Automotive

Kemenhub Sidak Pool Green SM di Bekasi, Izin Terancam Dicabut?

Brian Priambudi
Kemenhub Sidak Pool Green SM di Bekasi, Izin Terancam Dicabut?

Uzone.id - Kementerian Perhubungan (Kemenhub) lewat Direktorat Jenderal Perhubungan Darat melakukan inspeksi mendadak (sidak) ke pool taksi Green SM. Bagaimana hasil sidak ke taksi milik Vietnam tersebut? Apakah izinnya berpotensi dicabut?

Sidak ke pool taksi Green SM dilakukan pada Selasa (28/4) malam, sehari setelah insiden tabrakan kereta yang terjadi di Bekasi Timur.

Langkah ini dilakukan sebagai tindak lanjut pasca-kecelakaan maut yang melibatkan kereta Argo Bromo Anggrek dan KRL di wilayah Bekasi Timur.

Meskipun kecelakaan yang terjadi adalah antara KRL dengan Kereta Jarak Jauh, namun insiden pemicunya adalah mogoknya salah satu armada Green SM di perlintasan sebidang.

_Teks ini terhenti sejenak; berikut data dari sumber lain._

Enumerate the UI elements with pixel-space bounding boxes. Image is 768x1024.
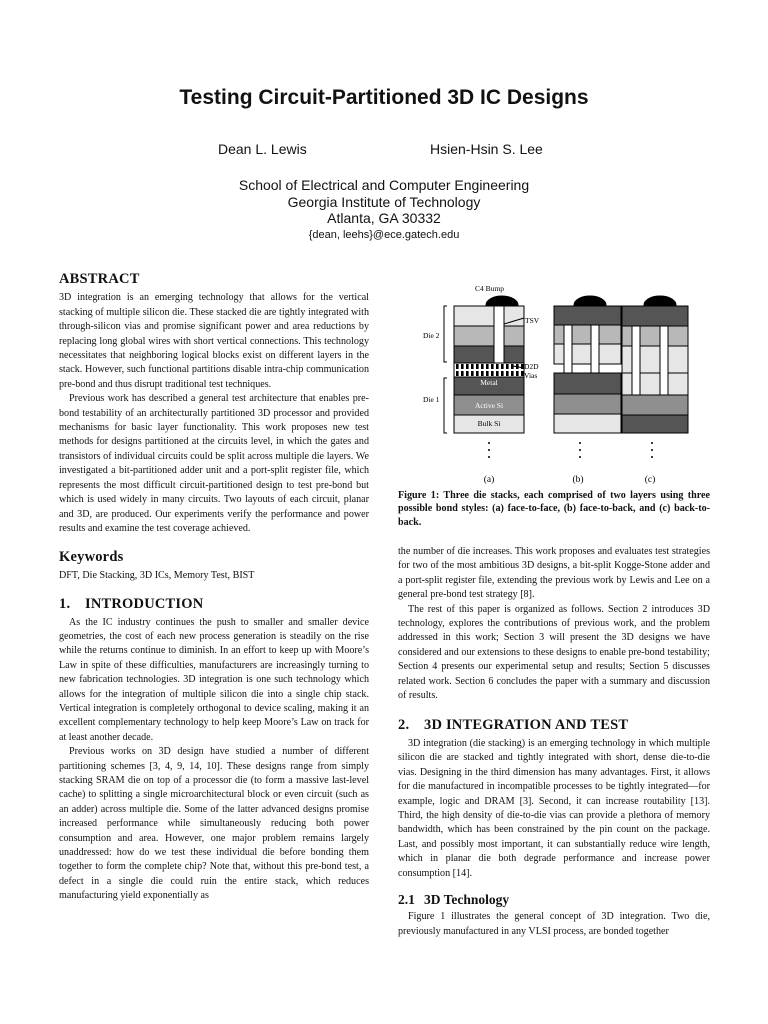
tsv-label: TSV: [525, 316, 540, 325]
subsection-heading-3d-technology: [398, 893, 710, 907]
bulk-si-layer: [454, 306, 524, 326]
section-title: 3D INTEGRATION AND TEST: [424, 717, 629, 734]
section-heading-introduction: [59, 597, 369, 611]
d2d-via: [481, 371, 484, 376]
body-paragraph: Previous works on 3D design have studied a number of different partitioning schemes [3, 4, 9, 14, 10]. These designs range from simply stacking SRAM die on top of a processor die (to form a massive last-level cache) to splitting a single microarchitectural block or even circuit (such as an adder) across multiple die. Some of the latter advanced designs promise increased performance while simultaneously reducing both power consumption and area. However, one major problem remains largely unaddressed: how do we test these individual die before bonding them together to form the complete chip? Note that, without this pre-bond test, a defect in a single die could ruin the entire stack, which reduces manufacturing yield exponentially as: [59, 746, 369, 902]
d2d-via: [471, 371, 474, 376]
bulk-si-label: Bulk Si: [477, 419, 501, 428]
body-paragraph: The rest of this paper is organized as follows. Section 2 introduces 3D technology, explores the contributions of previous work, and the problem addressed in this work; Section 3 will present the 3D designs we have considered and our extensions to these designs to enable pre-bond testability; Section 4 presents our experimental setup and results; Section 5 discusses related work. Section 6 concludes the paper with a summary and discussion of results.: [398, 603, 710, 702]
bulk-si-layer: [554, 414, 621, 433]
d2d-via: [506, 364, 509, 369]
subsection-number: 2.1: [398, 891, 415, 907]
d2d-via: [466, 371, 469, 376]
active-si-layer: [622, 395, 688, 415]
tsv: [564, 325, 572, 373]
d2d-via: [501, 364, 504, 369]
body-paragraph: the number of die increases. This work proposes and evaluates test strategies for two of the most ambitious 3D designs, a bit-split Kogge-Stone adder and a port-split register file, extending the previous work by Lewis and Lee on a general pre-bond test strategy [8].: [398, 546, 710, 601]
d2d-via: [481, 364, 484, 369]
d2d-via: [506, 371, 509, 376]
affiliation-line: School of Electrical and Computer Engineering: [238, 177, 530, 193]
d2d-via: [476, 371, 479, 376]
d2d-via: [491, 371, 494, 376]
continuation-dots: [488, 442, 653, 458]
tsv: [591, 325, 599, 373]
affiliation-line: Georgia Institute of Technology: [287, 193, 481, 210]
paper-title: Testing Circuit-Partitioned 3D IC Designs: [179, 86, 589, 109]
body-paragraph: 3D integration (die stacking) is an emerging technology in which multiple silicon die are stacked and tightly integrated with short, dense die-to-die vias. Designing in the third dimension has many advantages. First, it allows for die manufactured in incompatible processes to be tightly integrated—for example, logic and DRAM [3]. Second, it can increase routability [13]. Third, the high density of die-to-die vias can provide a plethora of memory bandwidth, which has been constrained by the pin count on the package. Last, and possibly most important, it can substantially reduce wire length, which in planar die both degrade performance and increase power consumption [14].: [398, 737, 710, 879]
abstract-paragraph: Previous work has described a general test architecture that enables pre-bond testability of an architecturally partitioned 3D processor and provided mechanisms for basic layer functionality. This work proposes new test methods for designs partitioned at the circuits level, in which the gates and transistors of individual circuits could be split across multiple die layers. We investigated a bit-partitioned adder unit and a port-split register file, which represents the most difficult circuit-partitioned design to test pre-bond but which is used widely in many circuits. Two layouts of each circuit, planar and 3D, are produced. Our experiments verify the performance and power results and examine the test coverage achieved.: [59, 393, 369, 534]
active-si-layer: [554, 394, 621, 414]
keywords-text: DFT, Die Stacking, 3D ICs, Memory Test, BIST: [59, 569, 255, 581]
section-number: 2.: [398, 717, 410, 734]
figure-caption: Figure 1: Three die stacks, each comprised of two layers using three possible bond styles: (a) face-to-face, (b) face-to-back, and (c) back-to-back.: [398, 490, 710, 528]
affiliation-line: Atlanta, GA 30332: [327, 210, 441, 226]
section-title: INTRODUCTION: [85, 596, 204, 613]
metal-layer: [454, 346, 524, 363]
die-2-bracket: [444, 306, 447, 362]
subsection-title: 3D Technology: [424, 891, 510, 907]
die-1-label: Die 1: [423, 395, 440, 404]
d2d-via: [471, 364, 474, 369]
d2d-label: D2D: [524, 362, 539, 371]
vias-label: Vias: [524, 371, 538, 380]
active-si-label: Active Si: [474, 401, 504, 410]
d2d-via: [486, 371, 489, 376]
metal-layer: [622, 415, 688, 433]
body-paragraph: As the IC industry continues the push to smaller and smaller device geometries, the cost of each new process generation is steadily on the rise while the returns continue to diminish. In an effort to keep up with Moore’s Law in spite of these difficulties, manufacturers are increasingly turning to new fabrication technologies. 3D integration is one such technology which allows for the integration of multiple silicon die into a single chip stack. Vertical integration is completely orthogonal to device scaling, making it an excellent complementary technology to help keep Moore’s Law on track for at least another decade.: [59, 616, 369, 743]
d2d-via: [466, 364, 469, 369]
metal-layer: [622, 306, 688, 326]
d2d-via: [476, 364, 479, 369]
metal-layer: [554, 306, 621, 325]
subfigure-label: (b): [572, 475, 584, 485]
c4-bump-label: C4 Bump: [475, 284, 504, 293]
metal-layer: [554, 373, 621, 394]
body-paragraph: Figure 1 illustrates the general concept of 3D integration. Two die, previously manufactured in any VLSI process, are bonded together: [398, 911, 710, 937]
subfigure-label: (a): [483, 475, 495, 485]
d2d-via: [461, 364, 464, 369]
active-si-layer: [454, 326, 524, 346]
abstract-heading: ABSTRACT: [59, 271, 140, 287]
keywords-heading: Keywords: [59, 549, 124, 566]
d2d-via: [511, 371, 514, 376]
d2d-via: [496, 364, 499, 369]
d2d-via: [516, 371, 519, 376]
d2d-via: [491, 364, 494, 369]
left-column: [59, 272, 369, 904]
d2d-via: [486, 364, 489, 369]
section-number: 1.: [59, 596, 71, 613]
die-1-bracket: [444, 378, 447, 433]
d2d-via: [456, 364, 459, 369]
author-name: Dean L. Lewis: [218, 141, 307, 157]
abstract-paragraph: 3D integration is an emerging technology that allows for the vertical stacking of multiple silicon die. These stacked die are tightly integrated with through-silicon vias and promise significant power and area reductions by replacing long global wires with short vertical connections. This technology necessitates that neighboring logical blocks exist on different layers in the stack. However, such functional partitions disable intra-chip communication pre-bond and thus disrupt traditional test techniques.: [59, 292, 369, 390]
author-name: Hsien-Hsin S. Lee: [430, 141, 543, 157]
right-column: [398, 545, 710, 939]
section-heading-3d-integration: [398, 718, 710, 732]
d2d-via: [461, 371, 464, 376]
metal-label: Metal: [480, 378, 498, 387]
d2d-via: [456, 371, 459, 376]
die-stack-diagram: [398, 278, 710, 486]
figure-1: [398, 278, 710, 491]
d2d-via: [501, 371, 504, 376]
author-email: {dean, leehs}@ece.gatech.edu: [308, 229, 460, 241]
subfigure-label: (c): [644, 475, 656, 485]
affiliation: [0, 177, 768, 227]
tsv: [494, 306, 504, 363]
die-2-label: Die 2: [423, 331, 440, 340]
d2d-via: [496, 371, 499, 376]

Sidak yang dilakukan oleh Kemenhub juga memiliki tujuan untuk memastikan penerapan Sistem Manajemen Keselamatan Perusahaan Angkutan Umum (SMK PAU) berjalan sesuai dengan ketentuan karena berkaitan pada keselamatan kendaraan.

Sidak yang dilakukan Kemenhub berlangsung di pool Green SM Bekasi. Lokasi ini dipilih karena menjadi titik asal operasional kendaraan yang diduga terlibat kecelakaan.

"Dalam penyelenggaraan angkutan ummum ada beberapa elemen yang harus dilakukan sesuai dengan SMK PAU. Sidak kami lakukan untuk memastikan seluruh aspek keselamatan tersebut dijalankan, mulai dari pre-trip inspection hingga kompetensi dan kesehatan pengemudi," ujar Dirjen Perhubungan Darat Aan Suhanan dalam keterangan tertulisnya, Rabu (29/4).

Inspeksi juga berfokus pada pemeriksaan kelengkapan administrasi, kelaikan kendaraan, kesiapan operasional armada, hingga elemen-elemen keselamatan lainnya.





"Kami ingin memastikan sistem manajemen keselamatan di perusahaan angkutan umum, termasuk Green SM, telah dilaksanakan sesuai ketentuan. Dari hasil pemeriksaan awal, terdapat beberapa temuan yang akan kami dalami lebih lanjut," jelasnya.

Pendalaman lanjutan dikatakan oleh Aan akan dilakukan di pool pusat Green SM yang berlokasi di Kemayoran, Jakarta, untuk mendapatkan kesimpulan menyeluruh.

Di sisi lain, Ditjen Hubdat juga akan berkoordinasi dengan pihak kepolisian dan KNKT terkait keterlibatan kendaraan dalam peristiwa kecelakaan KRL Cikarang dengan KA ARgo Bromo Anggrek.




Yusuf Nugroho selaku Direktur Sarana dan Keselamatan Transportasi Jalan mengatakan sidak merupakan bagian dari pengawasan terhadap pelaksanaan SMK PAU seperti tertuang dalam Peraturan Menteri Perhubungan PM Nomor 85 Tahun 2018 tentang Sistem Manajemen Keselamatan Perusahaan Angkutan Umum.

"Dalam hal terjadinya insiden, Ditjen Perhubungan Darat dapat melakukan audit dan inspeksi melalui pengamatan dan pemantauan. Jadi yang kita lakukan ini sudah sesuai dengan pasal 16 di PM 85 tahun 2018, bahwa dalam kondisi tertentu seperti kecelakaan lalu lintas yang menonjol atau berulang, Ditjen Hubdat dapat melakukan audit dan inspeksi untuk memastikan aspek keselamatan," ungkap Yusuf.

Hasil audit dan inspeksi nantinya akan menjadi dasar pemberian rekomendasi, baik dari sisi perbaikan sistem keselamatan ataupun pemberian sanksi administratif jika ditemukan pelanggaran.

Sanksi administratif ini juga bisa berbentuk surat peringatan, pembekuan izin, sampai dengan pencabutan izin sesuai tingkat pelanggarannya.